Il peut être constaté que la signature numérique apposée sur les documents contractuels est conforme à celle figurant sur la copie du passeport de M. [I] jointe au dossier de prêt. Que ce dernier a été remboursé pendant plusieurs mois.
Au regard de ces éléments, la Caisse d’Epargne et de Prévoyance Bretagne Pays de Loire établit suffisamment que la signature électronique du contrat a été établie au moyen d’un procédé fiable d’identification garantissant son lien avec l’offre litigieuse, cette fiabilité étant suffisante, en l’absence de contestation, à établir la preuve de l’existence du contrat fondant les demandes du prêteur.
Sur le fond
Par application des dispositions de l’article L. 312-16 du code de la consommation, le prêteur doit, avant de conclure le contrat, vérifier la solvabilité de l’emprunteur à partie d’un nombre suffisant d’informations et consulter le fichier prévu à l’article L. 751-1 du code de la consommation.
Or, il sera constaté que la Caisse d’Epargne et de Prévoyance Bretagne Pays de Loire produit aux débats le résultat d’une consultation du FICP réalisée le 1er févier 2020, soit postérieurement à la réalisation du contrat ; que la seule pièce produite établissant la vérification de la solvabilité est un avis d’imposition de M. [I] des revenus 2018 dressé par l’administration fiscale le 11 juillet 2019.
Il en résulte que la banque ne justifie préalablement à l’octroi du crédit ni de la consultation du FICP ni de la moindre vérification des revenus de l’emprunteur.
Au regard de l’absence totale de vérification de la situation de solvabilité préalablement à l’octroi du prêt, il est justifié de prononcer une déchéance totale du droit aux intérêts du prêteur par application des dispositions de l’article L. 341-2 du code de la consommation.
Il en résulte que la Caisse d’Epargne et de Prévoyance Bretagne Pays de Loire ne peut prétendre qu’au paiement du capital emprunté sous déduction des échéances versées soit, au vu de l’historique de compte et du décompte de créance, la somme de 12 000 euros dot à déduire la somme de 3 700,64 euros soit la somme de 8 299,36 cette somme porte intérêt au taux légal à compter de 19 mai 2021.

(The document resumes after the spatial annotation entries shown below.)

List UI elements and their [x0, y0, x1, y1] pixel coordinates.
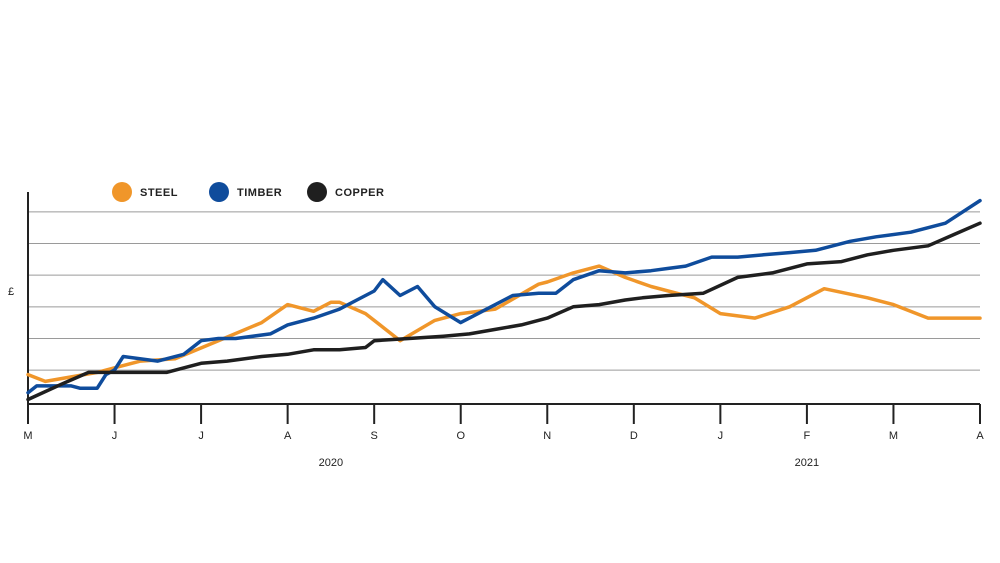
series-lines: [26, 198, 982, 402]
x-tick-label: O: [456, 430, 465, 442]
series-line-copper: [26, 221, 982, 402]
legend-label-timber: TIMBER: [237, 187, 282, 199]
x-tick-label: A: [976, 430, 984, 442]
axes: £: [8, 192, 980, 405]
year-label: 2021: [795, 457, 819, 469]
legend-label-copper: COPPER: [335, 187, 384, 199]
year-labels: 2020 2021: [319, 457, 819, 469]
legend: STEEL TIMBER COPPER: [112, 182, 384, 202]
x-tick-label: N: [543, 430, 551, 442]
year-label: 2020: [319, 457, 343, 469]
y-axis-label: £: [8, 286, 14, 298]
x-tick-label: J: [112, 430, 118, 442]
x-tick-label: D: [630, 430, 638, 442]
x-tick-label: F: [804, 430, 811, 442]
x-tick-label: M: [889, 430, 898, 442]
x-tick-label: J: [718, 430, 724, 442]
legend-swatch-copper: [307, 182, 327, 202]
x-tick-label: S: [371, 430, 378, 442]
legend-swatch-timber: [209, 182, 229, 202]
legend-swatch-steel: [112, 182, 132, 202]
x-tick-label: J: [198, 430, 204, 442]
gridlines: [28, 211, 980, 371]
legend-label-steel: STEEL: [140, 187, 178, 199]
x-tick-label: M: [23, 430, 32, 442]
x-tick-label: A: [284, 430, 292, 442]
series-line-timber: [26, 198, 982, 395]
series-line-steel: [26, 264, 982, 384]
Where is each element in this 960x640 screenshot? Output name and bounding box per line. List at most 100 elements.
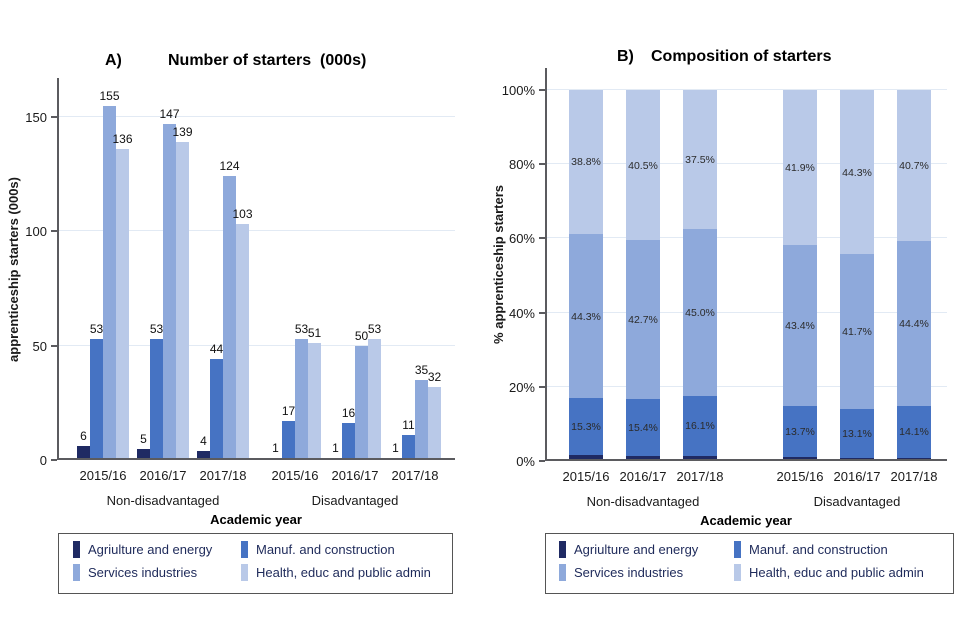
segment-s0-g2 (683, 455, 717, 461)
legend-swatch-icon (559, 564, 566, 581)
y-tick-60 (539, 237, 545, 240)
legend-item-3: Health, educ and public admin (241, 564, 431, 581)
bar-s3-g0 (116, 149, 129, 460)
segment-s1-g2 (683, 396, 717, 456)
legend-swatch-icon (734, 564, 741, 581)
legend-item-label: Manuf. and construction (749, 542, 888, 557)
segment-s1-g3 (783, 406, 817, 458)
panel-a-plot-area: 0 50 100 150 2015/16 2016/17 2017/18 2015/16 201… (25, 78, 455, 527)
bar-value-label: 124 (219, 159, 240, 174)
bar-s2-g0 (103, 105, 116, 460)
segment-value-label: 44.3% (842, 166, 872, 179)
bar-value-label: 50 (354, 328, 369, 343)
x-axis-title: Academic year (700, 513, 792, 528)
cluster-label-1: Disadvantaged (813, 494, 901, 509)
legend-item-label: Services industries (88, 565, 198, 580)
segment-value-label: 37.5% (685, 154, 715, 167)
segment-s1-g1 (626, 398, 660, 456)
bar-value-label: 53 (149, 321, 164, 336)
bar-s1-g1 (150, 338, 163, 460)
gridline-100 (57, 230, 455, 232)
segment-value-label: 43.4% (785, 320, 815, 333)
legend-item-3: Health, educ and public admin (734, 564, 924, 581)
x-tick-label-5: 2017/18 (890, 469, 938, 484)
bar-s3-g5 (428, 386, 441, 460)
legend-swatch-icon (73, 564, 80, 581)
bar-s1-g4 (342, 423, 355, 460)
segment-value-label: 15.3% (571, 421, 601, 434)
bar-value-label: 1 (392, 440, 399, 455)
segment-value-label: 15.4% (628, 421, 658, 434)
y-tick-label-40: 40% (508, 305, 535, 321)
x-tick-label-2: 2017/18 (676, 469, 724, 484)
legend-item-label: Manuf. and construction (256, 542, 395, 557)
gridline-60 (545, 237, 947, 239)
bar-value-label: 53 (294, 321, 309, 336)
panel-b-plot-area: 0% 20% 40% 60% 80% 100% 2015/16 2016/17 2017/18 2… (502, 68, 947, 528)
x-axis-line (545, 459, 947, 461)
bar-value-label: 6 (80, 429, 87, 444)
bar-s1-g2 (210, 359, 223, 460)
segment-value-label: 16.1% (685, 420, 715, 433)
segment-value-label: 40.5% (628, 159, 658, 172)
bar-s3-g4 (368, 338, 381, 460)
y-tick-label-0: 0 (39, 453, 47, 468)
x-tick-label-1: 2016/17 (139, 468, 187, 483)
bar-s2-g3 (295, 338, 308, 460)
segment-value-label: 44.3% (571, 310, 601, 323)
legend-item-0: Agriulture and energy (559, 541, 698, 558)
y-tick-label-150: 150 (25, 110, 47, 125)
bar-s2-g2 (223, 176, 236, 460)
panel-a-ylabel: apprenticeship starters (000s) (5, 176, 21, 362)
legend-item-label: Agriulture and energy (574, 542, 699, 557)
bar-value-label: 139 (172, 125, 193, 140)
panel-b-legend: Agriulture and energy Manuf. and construc… (545, 533, 954, 594)
bar-value-label: 155 (99, 88, 120, 103)
legend-item-2: Services industries (559, 564, 683, 581)
gridline-150 (57, 116, 455, 117)
segment-s3-g1 (626, 90, 660, 241)
segment-s0-g0 (569, 455, 603, 461)
y-tick-label-100: 100% (501, 83, 535, 98)
segment-s3-g0 (569, 90, 603, 234)
y-tick-100 (539, 89, 545, 91)
bar-value-label: 1 (272, 440, 279, 455)
y-tick-100 (51, 230, 57, 233)
panel-b-ylabel-wrap: % apprenticeship starters (487, 68, 509, 461)
gridline-100 (545, 89, 947, 90)
legend-swatch-icon (73, 541, 80, 558)
bar-s3-g3 (308, 343, 321, 460)
bar-value-label: 35 (414, 362, 429, 377)
legend-swatch-icon (559, 541, 566, 558)
bar-value-label: 53 (367, 321, 382, 336)
segment-value-label: 45.0% (685, 307, 715, 320)
legend-item-1: Manuf. and construction (734, 541, 888, 558)
segment-value-label: 44.4% (899, 317, 929, 330)
x-axis-line (57, 458, 455, 460)
segment-s1-g5 (897, 405, 931, 459)
bar-value-label: 11 (402, 417, 415, 432)
y-tick-40 (539, 311, 545, 314)
legend-item-label: Agriulture and energy (88, 542, 213, 557)
segment-value-label: 41.7% (842, 326, 872, 339)
legend-item-0: Agriulture and energy (73, 541, 212, 558)
legend-item-1: Manuf. and construction (241, 541, 395, 558)
bar-s1-g3 (282, 421, 295, 460)
bar-value-label: 32 (427, 369, 442, 384)
x-tick-label-1: 2016/17 (619, 469, 667, 484)
segment-s3-g2 (683, 90, 717, 230)
segment-s3-g4 (840, 90, 874, 255)
bar-value-label: 136 (112, 132, 133, 147)
bar-value-label: 147 (159, 106, 180, 121)
bar-s0-g0 (77, 446, 90, 460)
bar-s2-g5 (415, 379, 428, 460)
legend-swatch-icon (241, 564, 248, 581)
y-axis-line (57, 78, 59, 460)
segment-value-label: 38.8% (571, 156, 601, 169)
bar-s3-g2 (236, 224, 249, 460)
x-axis-title: Academic year (210, 512, 302, 527)
segment-s3-g3 (783, 90, 817, 246)
bar-s0-g1 (137, 448, 150, 460)
y-tick-0 (539, 460, 545, 462)
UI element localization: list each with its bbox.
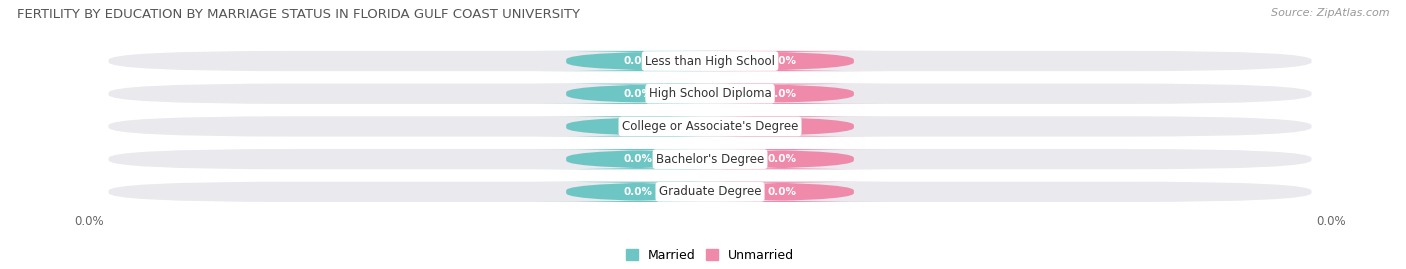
Text: Less than High School: Less than High School [645,55,775,68]
Text: 0.0%: 0.0% [624,154,652,164]
FancyBboxPatch shape [678,116,887,137]
Text: Bachelor's Degree: Bachelor's Degree [657,153,763,166]
FancyBboxPatch shape [108,182,1312,202]
Text: 0.0%: 0.0% [624,56,652,66]
Text: 0.0%: 0.0% [768,56,796,66]
Text: 0.0%: 0.0% [768,154,796,164]
FancyBboxPatch shape [533,116,742,137]
FancyBboxPatch shape [678,84,887,104]
Text: Source: ZipAtlas.com: Source: ZipAtlas.com [1271,8,1389,18]
FancyBboxPatch shape [108,149,1312,169]
FancyBboxPatch shape [533,149,742,169]
Text: 0.0%: 0.0% [624,89,652,99]
Text: 0.0%: 0.0% [624,187,652,197]
FancyBboxPatch shape [108,84,1312,104]
FancyBboxPatch shape [678,149,887,169]
Text: Graduate Degree: Graduate Degree [659,185,761,198]
Text: College or Associate's Degree: College or Associate's Degree [621,120,799,133]
Text: 0.0%: 0.0% [768,187,796,197]
Text: 0.0%: 0.0% [624,121,652,132]
FancyBboxPatch shape [108,51,1312,71]
FancyBboxPatch shape [678,182,887,202]
FancyBboxPatch shape [533,182,742,202]
FancyBboxPatch shape [678,51,887,71]
FancyBboxPatch shape [108,116,1312,137]
Text: 0.0%: 0.0% [768,121,796,132]
FancyBboxPatch shape [533,51,742,71]
Text: High School Diploma: High School Diploma [648,87,772,100]
FancyBboxPatch shape [533,84,742,104]
Text: 0.0%: 0.0% [768,89,796,99]
Legend: Married, Unmarried: Married, Unmarried [620,244,800,267]
Text: FERTILITY BY EDUCATION BY MARRIAGE STATUS IN FLORIDA GULF COAST UNIVERSITY: FERTILITY BY EDUCATION BY MARRIAGE STATU… [17,8,579,21]
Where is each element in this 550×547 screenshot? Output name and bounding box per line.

Par ailleurs, la Cour de justice de l’Union européenne, amenée à interpréter les dispositions de l’article L. 311-48 du code de la consommation issues d’une transposition de la directive n° 2008/48/CE du Parlement et du Conseil de l’Union européenne en date du 23 avril 2008, a, par arrêt en date du 27 mars 2014, dit pour droit que ce texte s’oppose à l’application, prévue par l’article L. 313-3 du code monétaire et financier français, d’intérêts au taux légal majoré de plein droit deux mois après le caractère exécutoire d’une décision de justice prononçant la déchéance du droit du prêteur aux intérêts, si les montants susceptibles d’être effectivement perçus par le prêteur à la suite de l’application de la sanction ne sont pas significativement inférieurs à ceux dont celui-ci pourrait bénéficier s’il avait respecté ses obligations.
Ainsi, étant rappelé que le taux des intérêts contractuels dont le prêteur est en l’espèce privé est de 5,52 %, il convient de supprimer purement et simplement cette majoration de cinq points du taux légal.
M. [I] qui succombe sera condamné aux dépens de première instance et d’appel sans qu’il y ait lieu de faire application de l’article 700 du code de procédure civile.
PAR CES MOTIFS, LA COUR :
Infirme en toutes ses dispositions le jugement rendu le 29 avril 2022 par le juge des contentieux de la protection du tribunal judiciaire de Nantes
Prononce la déchéance du droit aux intérêts du prêt,
Condamne M. [L] [I] à payer à la Caisse d’Epargne et de Prévoyance Bretagne Pays de Loire la somme de 8 299,36 euros et ce avec intérêts au taux légal à compter du 19 mai 2021.
Écarte la majoration du taux légal d’intérêts prévue par l’article L. 313-3 du code monétaire et financier ;
Dit n’y avoir lieu à application de l’article 700 du code de procédure civile,
Condamne M. [L] [I] aux dépens de première instance et d’appel.
Rejette toute demande plus ample ou contraire.